Tuesday, December 13, 2016

Why was Canada not a part of the United States, and when was the United States founded?

At the time of the American Revolution in 1776, Canada was only a loosely-owned British colony with a high density of French inhabitants. The boundaries that represent modern-day Canada were not part of the political map of the late-eighteenth century British colonies. The enormous territory west of Ontario, northwest through the Yukon territory and into Alaska, had been almost entirely unexplored. The primary areas of settlement of the French, British colonists, and British troops were in the walled-city of Quebec and along the coasts of Newfoundland. Still, this settlement was sparse, and the majority of the British colonial population resided further south, in New England and the Middle Colonies.
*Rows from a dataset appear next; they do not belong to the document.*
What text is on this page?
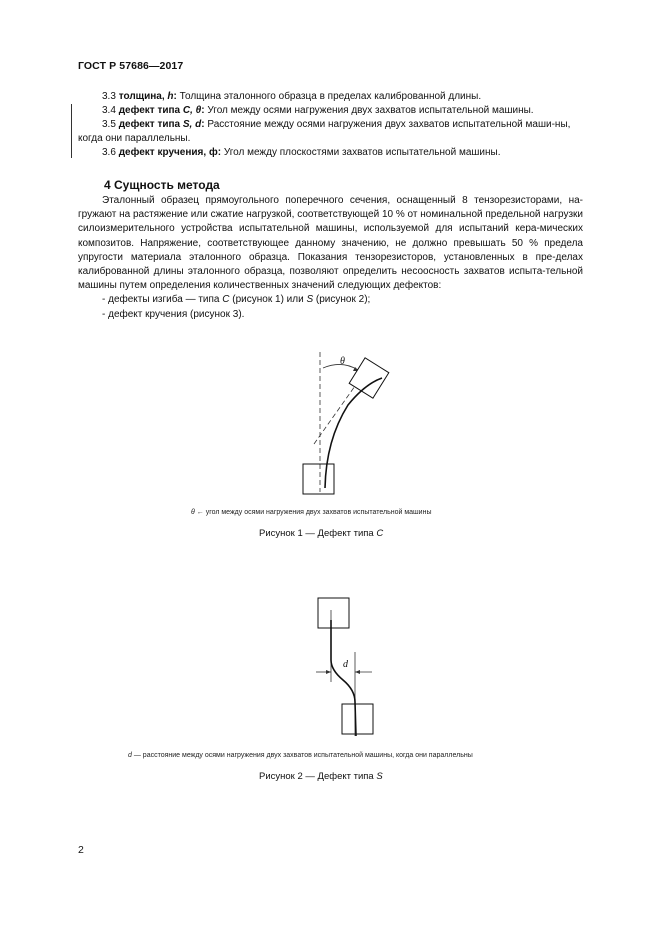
ГОСТ Р 57686—2017

3.3 толщина, h: Толщина эталонного образца в пределах калиброванной длины.

3.4 дефект типа С, θ: Угол между осями нагружения двух захватов испытательной машины.

3.5 дефект типа S, d: Расстояние между осями нагружения двух захватов испытательной маши-ны, когда они параллельны.

3.6 дефект кручения, ф: Угол между плоскостями захватов испытательной машины.

4 Сущность метода

Эталонный образец прямоугольного поперечного сечения, оснащенный 8 тензорезисторами, на-гружают на растяжение или сжатие нагрузкой, соответствующей 10 % от номинальной предельной нагрузки силоизмерительного устройства испытательной машины, используемой для испытаний кера-мических композитов. Напряжение, соответствующее данному значению, не должно превышать 50 % предела упругости материала эталонного образца. Показания тензорезисторов, установленных в пре-делах калиброванной длины эталонного образца, позволяют определить несоосность захватов испыта-тельной машины путем определения количественных значений следующих дефектов:

- дефекты изгиба — типа С (рисунок 1) или S (рисунок 2);

- дефект кручения (рисунок 3).

θ
θ ← угол между осями нагружения двух захватов испытательной машины
Рисунок 1 — Дефект типа С
d
d — расстояние между осями нагружения двух захватов испытательной машины, когда они параллельны
Рисунок 2 — Дефект типа S
2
The primary reason that the British-owned regions of Quebec and Newfoundland did not become a part of the new American Union is simply because this territory was not a part of the British concession granted to America in the Treaty of Paris, signed 1783. The British did, however, grant Americans exclusive fishing rights along the abundant coasts of Newfoundland and along the St. Lawrence River, and they also allowed them to dry their catch along the unsettled eastern coasts of Canada.
By and large, because of the minimal role the Canadian colonists played in the Revolutionary War (the only main battle being an abortive attempt to take Quebec from the British in 1775, which was cut short because of a smallpox epidemic) and because much of the Canadian hinterlands fell well outside of the limits of the colonists's agricultural and shipping interest further south, the new Republic did not press demands for the integration of Britain’s Canadian territory.